The Senate Committee on Environment and Natural Resources, led by Senator Cynthia Villar, together with the Committees on Tourism and Finance, are set to hold a joint hearing in the world-famous island in Malay, Aklan, on March 2, Friday.
Prior to the hearing, senators will conduct an ocular inspection in some areas of the island to see for themselves the extent of the reported pollution and contamination of its waters.
The Senate inquiry, in aid of legislation, will look into , the severe pollution in Boracay to address its “deteriorating” state and promote sustainable development.
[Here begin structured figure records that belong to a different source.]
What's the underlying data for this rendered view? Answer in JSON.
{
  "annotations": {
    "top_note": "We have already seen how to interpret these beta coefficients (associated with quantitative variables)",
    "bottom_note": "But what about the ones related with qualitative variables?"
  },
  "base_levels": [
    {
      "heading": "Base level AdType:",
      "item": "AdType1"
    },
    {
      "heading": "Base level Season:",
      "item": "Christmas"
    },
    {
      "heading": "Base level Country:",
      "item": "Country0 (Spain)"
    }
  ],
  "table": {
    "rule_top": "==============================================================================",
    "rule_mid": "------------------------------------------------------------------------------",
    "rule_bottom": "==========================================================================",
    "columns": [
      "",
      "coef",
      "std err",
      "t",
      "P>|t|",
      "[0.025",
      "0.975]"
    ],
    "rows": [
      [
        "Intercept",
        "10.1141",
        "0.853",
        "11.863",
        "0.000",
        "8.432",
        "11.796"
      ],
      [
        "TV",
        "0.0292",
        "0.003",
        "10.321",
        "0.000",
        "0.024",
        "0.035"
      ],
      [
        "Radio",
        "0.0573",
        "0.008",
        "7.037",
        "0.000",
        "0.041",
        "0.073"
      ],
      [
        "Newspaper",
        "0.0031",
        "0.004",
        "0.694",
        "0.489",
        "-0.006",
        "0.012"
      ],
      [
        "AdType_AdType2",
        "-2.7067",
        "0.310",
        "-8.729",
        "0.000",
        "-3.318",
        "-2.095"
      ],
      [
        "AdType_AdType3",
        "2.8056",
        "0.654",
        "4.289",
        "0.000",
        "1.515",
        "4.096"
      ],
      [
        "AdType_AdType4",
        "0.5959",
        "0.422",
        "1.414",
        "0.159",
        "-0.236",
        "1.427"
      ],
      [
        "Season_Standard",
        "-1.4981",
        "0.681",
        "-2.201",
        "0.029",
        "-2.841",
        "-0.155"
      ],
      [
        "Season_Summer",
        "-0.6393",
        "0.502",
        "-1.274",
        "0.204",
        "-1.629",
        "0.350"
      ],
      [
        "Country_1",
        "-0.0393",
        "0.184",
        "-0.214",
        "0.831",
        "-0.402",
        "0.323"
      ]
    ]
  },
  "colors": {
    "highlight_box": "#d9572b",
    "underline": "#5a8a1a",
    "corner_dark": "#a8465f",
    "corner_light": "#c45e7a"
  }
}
The probe will also review the compliance by resorts and establishments with existing environment and tourism laws, which were reported to be the culprit behind the water contamination.
Pollution and degradation of other beach destinations in the country will also be discussed in the hearing.
Boracay Island was put in spotlight after President Duterte warned he would close down the popular tourist destination for violation by some businesses of environmental laws.
Meanwhile, Senator Joel Villanueva has also filed a resolution seeking the review of the Department of Environment and Natural Resources’ (DENR) policy in approving and monitoring the applications for Environmental Compliance Certificates (ECCs) of establishments.
In his Senate Resolution No. 646, Villanueva cited the need for the review to ensure that the ECCs being issued by the DENR to any activity would guarantee the prevention of environmental damage and would not aggravate the impact of climate change.
He called on the DENR to upgrade the process of environmental assessment and issuance of ECC.
“Businesses and industries should account for the possible impact of their operations in aggravating the impact of climate change. Our regulatory agencies should also improve their capacity in monitoring compliance and enforcement of environmental policies,” Villanueva said.
The DENR had given notices of violation to 51 establishments in Boracay Islang found violating the Clean Water Act of 2004, which mandates all commercial and residential establishments dispose septic wastes through a treatment facility.
Some 300 establishments in Boracay Island are also being investigated by the DENR for possible violations.
Furthermore, the DENR is set to serve 174 show-cause orders to illegal forest occupants who have encroached on the island’s timberland areas.